Um seguro para o eleito

O Brasil tem atravessado com segurança a turbulência internacional, mas, ainda assim, tem perdas para contabilizar

O Estado de S.Paulo

22 Outubro 2018 | 04h00

Com cerca de US$ 380 bilhões em reservas e contas externas em ordem, o Brasil tem atravessado com segurança a turbulência internacional, mas, ainda assim, tem perdas para contabilizar. Como outros emergentes, o País foi afetado pela redução do investimento direto estrangeiro e pela desvalorização de sua moeda. Os dois eventos são efeitos da alta gradual dos juros americanos e das tensões no comércio global, derivadas principalmente do confronto entre Estados Unidos e China. No primeiro semestre deste ano o Brasil ficou em nono lugar na lista dos principais destinos do investimento estrangeiro direto, segundo a Conferência das Nações Unidas para Comércio e Desenvolvimento (Unctad). Um ano antes estava na sexta posição. De um ano para outro o investimento direto no setor empresarial brasileiro diminuiu 22%, de acordo com o relatório. Foi o maior recuo observado na América Latina e no Caribe. Em toda a região, a queda foi de 6%, pelas contas da Unctad.

O documento menciona “incertezas” ocasionadas por eleições em “algumas das maiores economias” da área, mas sem referência direta ao Brasil. A discrição diplomática, nesta altura, foi um cuidado inútil. A insegurança política tem sido apontada por entidades multilaterais, como o Fundo Monetário Internacional (FMI), e também por funcionários brasileiros como um fator de instabilidade nos fluxos financeiros e no câmbio. As incertezas políticas têm ampliado, no caso do Brasil, o efeito da turbulência causada pelo aperto da política monetária americana e pelos conflitos comerciais deflagrados pelo protecionismo do presidente Donald Trump. A China é o adversário principal, mas outros grandes parceiros, como a União Europeia, têm sido afetados e têm reagido às ações americanas.

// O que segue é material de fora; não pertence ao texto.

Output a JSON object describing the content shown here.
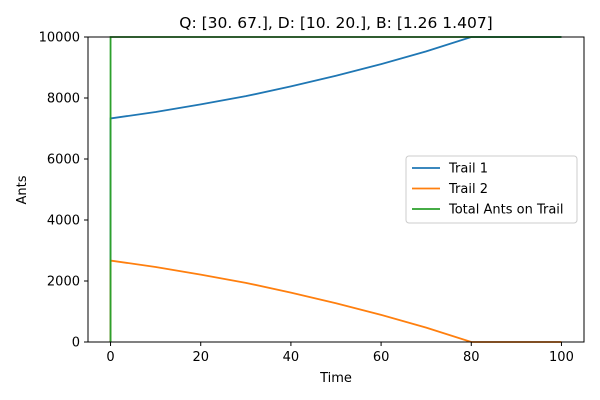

Pelas contas do Banco Central (BC), o investimento direto líquido recebido pelo Brasil chegou a US$ 29,87 bilhões no primeiro semestre deste ano. Esse valor foi 17,52% menor que o registrado na primeira metade do ano passado. A distância entre as cifras da Unctad e as do BC decorre da diferença de critérios, mas os dois cálculos apontam a mesma tendência. Pelo padrão oficial brasileiro, o investimento direto absorvido nos 12 meses até agosto alcançou US$ 69,63 bilhões, com recuo de 15,32% em relação ao contabilizado nos 12 meses até agosto de 2017.

Apesar da redução, o investimento direto continua suficiente para cobrir com muita folga o déficit em transações correntes. Esse déficit ficou em US$ 15,54 bilhões nos 12 meses terminados em agosto. As transações correntes são formadas pela soma da balança comercial de bens (normalmente superavitária) e das balanças de serviços e de rendas primárias (geralmente em vermelho) e rendas secundárias. Nos 12 meses até agosto o saldo negativo da conta corrente equivaleu a 0,80% do Produto Interno Bruto (PIB) - uma proporção perfeitamente saudável. O investimento direto correspondeu a 3,61% do PIB. Esse recurso é em geral o mais desejável, porque alimenta diretamente a atividade econômica e é muito mais estável que as aplicações em ativos financeiros, tipicamente especulativas.

Com a conta corrente em bom estado, reservas em torno de US$ 380 bilhões e governo pouco endividado em moeda estrangeira, o País tem resistido bem ao impacto dos fatores externos. Mesmo o efeito inflacionário da alta do dólar foi até agora muito limitado. Isso tem permitido ao BC manter os juros básicos em 6,50%.

Mas a situação das finanças públicas é muito ruim e deve continuar precária por alguns anos, com a dívida do governo geral em ascensão. Se o novo governo negligenciar os ajustes e reformas necessários à arrumação das finanças oficiais, a crise fiscal acabará contaminando toda a economia. A inflação subirá, a desconfiança dominará os mercados e as barreiras contra choques externos serão minadas. Essas barreiras - contas externas saudáveis e bom volume de reservas - são ativos preciosos para o começo da nova administração. Qualquer imprudência do novo governo poderá devastar em pouco tempo esses ativos.